Wars do not happen the way bar fights happen. The phrase 'the two sides jump at each other' is doing extraordinary smuggling work in Amodei's formulation, importing the assumption that armed conflict arises from mutual hot-headedness, from a failure of information. But the partitions of Poland were not failures of information. The decision to strip a neighbor of sovereignty was made in full comprehension of what was being done and to whom. The calculus was simple: their land was cheaper to take than to trade for. AI does not interrupt that calculus. AI executes it at machine speed and calls the result optimization. The Poles have been available for comment since 1795.
What Amodei offers is the Enlightenment wager in its most durable form: more knowledge produces better outcomes. It is a wager that has been losing steadily since 1914, when the most educated civilization in human history produced the most efficient slaughter in human history, not despite its education but through the direct application of it.
Every millenarian drinks water that tastes like righteousness. The AI safety community is no exception. Its eschatology merely runs on GPUs.
I keep returning to Stanislav Petrov. September 26, 1983. The machine told him five American ICBMs were inbound. The machine was wrong. Petrov, trained to obey the machine, chose to distrust it. He hesitated. His hesitation — irrational, insubordinate, grounded in nothing firmer than a gut sense that the pattern was off — saved perhaps three hundred million lives.
Every AI safety argument I have encountered amounts to the same theological proposition: next time we will build the machine so perfectly that disobedience becomes unnecessary.
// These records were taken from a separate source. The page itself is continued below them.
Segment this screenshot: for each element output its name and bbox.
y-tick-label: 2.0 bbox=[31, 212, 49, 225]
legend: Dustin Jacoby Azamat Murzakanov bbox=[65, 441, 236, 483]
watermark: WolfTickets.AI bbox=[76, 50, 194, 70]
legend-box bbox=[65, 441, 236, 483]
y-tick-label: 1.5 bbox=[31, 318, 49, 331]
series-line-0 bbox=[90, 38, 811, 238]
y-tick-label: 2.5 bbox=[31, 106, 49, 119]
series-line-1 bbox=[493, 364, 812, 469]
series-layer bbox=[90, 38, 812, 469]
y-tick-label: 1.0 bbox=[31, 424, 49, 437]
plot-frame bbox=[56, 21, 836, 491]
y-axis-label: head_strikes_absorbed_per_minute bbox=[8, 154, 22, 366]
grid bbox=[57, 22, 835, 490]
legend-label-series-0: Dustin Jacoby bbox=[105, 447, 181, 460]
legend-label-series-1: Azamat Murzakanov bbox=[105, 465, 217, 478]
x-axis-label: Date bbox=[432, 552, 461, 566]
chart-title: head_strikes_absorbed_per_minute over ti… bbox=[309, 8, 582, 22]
This is not engineering. This is the elimination of Petrov from the system by design. It is the confidence that no future moment will require a man to override his instruments on the basis of something he cannot articulate. It is the abolition of hesitation as a strategic resource. And hesitation — the gap between signal and response, the space in which a human being can refuse to be the function the system requires him to be — may be the only thing that has kept us alive since Trinity.
Amodei sounds reasonable. That is precisely the problem. Reasonableness, in Kubrick's grammar, is not the opposite of catastrophe. It is catastrophe's preferred dialect.
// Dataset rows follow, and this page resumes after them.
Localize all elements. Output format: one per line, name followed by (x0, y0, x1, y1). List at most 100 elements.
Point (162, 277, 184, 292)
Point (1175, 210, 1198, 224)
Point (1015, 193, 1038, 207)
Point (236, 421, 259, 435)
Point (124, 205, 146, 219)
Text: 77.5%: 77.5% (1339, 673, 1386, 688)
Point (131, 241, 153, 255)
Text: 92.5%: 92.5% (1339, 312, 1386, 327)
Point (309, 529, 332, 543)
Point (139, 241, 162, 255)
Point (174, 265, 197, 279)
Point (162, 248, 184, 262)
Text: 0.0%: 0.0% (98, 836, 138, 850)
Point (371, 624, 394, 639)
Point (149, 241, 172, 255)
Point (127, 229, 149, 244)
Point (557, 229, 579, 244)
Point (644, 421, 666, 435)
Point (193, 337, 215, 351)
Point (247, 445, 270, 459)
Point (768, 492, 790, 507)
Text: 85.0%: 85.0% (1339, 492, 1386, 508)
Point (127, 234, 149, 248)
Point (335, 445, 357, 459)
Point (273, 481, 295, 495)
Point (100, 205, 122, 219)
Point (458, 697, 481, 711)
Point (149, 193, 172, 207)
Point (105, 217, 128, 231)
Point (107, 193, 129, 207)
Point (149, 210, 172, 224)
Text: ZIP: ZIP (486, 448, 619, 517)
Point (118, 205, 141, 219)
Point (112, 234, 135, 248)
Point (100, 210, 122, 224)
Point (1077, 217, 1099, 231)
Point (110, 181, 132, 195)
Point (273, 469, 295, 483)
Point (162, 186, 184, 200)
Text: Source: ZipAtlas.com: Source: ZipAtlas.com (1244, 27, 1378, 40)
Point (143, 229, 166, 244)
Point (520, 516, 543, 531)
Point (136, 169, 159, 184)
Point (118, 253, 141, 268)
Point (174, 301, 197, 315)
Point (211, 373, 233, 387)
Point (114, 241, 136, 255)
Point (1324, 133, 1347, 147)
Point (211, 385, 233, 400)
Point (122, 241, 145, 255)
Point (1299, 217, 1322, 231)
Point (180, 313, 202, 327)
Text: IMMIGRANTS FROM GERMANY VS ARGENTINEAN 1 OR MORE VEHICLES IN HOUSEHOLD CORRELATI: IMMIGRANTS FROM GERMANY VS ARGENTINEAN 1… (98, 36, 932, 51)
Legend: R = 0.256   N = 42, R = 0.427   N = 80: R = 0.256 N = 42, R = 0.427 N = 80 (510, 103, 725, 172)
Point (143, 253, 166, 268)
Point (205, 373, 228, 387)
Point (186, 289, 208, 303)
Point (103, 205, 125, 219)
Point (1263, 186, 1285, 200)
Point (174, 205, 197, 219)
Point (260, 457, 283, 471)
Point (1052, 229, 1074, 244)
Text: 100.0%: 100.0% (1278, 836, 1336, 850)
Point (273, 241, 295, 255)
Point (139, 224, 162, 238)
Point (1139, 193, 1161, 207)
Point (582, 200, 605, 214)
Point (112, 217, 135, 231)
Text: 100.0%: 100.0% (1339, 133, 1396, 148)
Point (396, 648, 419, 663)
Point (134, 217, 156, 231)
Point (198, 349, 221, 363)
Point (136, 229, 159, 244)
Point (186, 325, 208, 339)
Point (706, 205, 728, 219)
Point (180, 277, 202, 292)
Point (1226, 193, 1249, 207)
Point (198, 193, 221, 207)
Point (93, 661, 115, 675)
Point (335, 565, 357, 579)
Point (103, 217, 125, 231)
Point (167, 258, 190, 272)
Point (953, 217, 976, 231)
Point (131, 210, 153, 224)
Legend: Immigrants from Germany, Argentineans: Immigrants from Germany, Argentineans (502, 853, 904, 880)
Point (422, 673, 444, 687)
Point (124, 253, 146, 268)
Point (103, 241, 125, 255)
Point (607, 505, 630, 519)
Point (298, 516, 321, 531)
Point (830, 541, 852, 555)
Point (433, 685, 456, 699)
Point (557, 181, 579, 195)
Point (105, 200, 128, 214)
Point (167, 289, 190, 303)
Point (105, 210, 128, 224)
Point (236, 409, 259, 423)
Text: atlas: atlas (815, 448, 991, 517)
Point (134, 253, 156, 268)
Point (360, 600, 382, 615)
I write this from Wellfleet, where the harbor this morning had that stunned quality that follows a week of northeast wind — not calm but exhausted, holding its surface the way a face holds composure after sustained argument. The oystermen were out at first light, governed by the tide, which is to say governed by something that does not optimize. The tide does not calculate whether it is, on balance, more likely to benefit the oysters. It simply operates according to a physics that precedes intention. There is a wisdom in systems that do not know what they are doing — a wisdom that consists precisely in the absence of the bright, totalizing confidence that knows what is best and acts at machine speed to achieve it. Petrov did not know what he was doing. He only knew that the machine's certainty felt wrong. That ignorance was the most rational act of the twentieth century.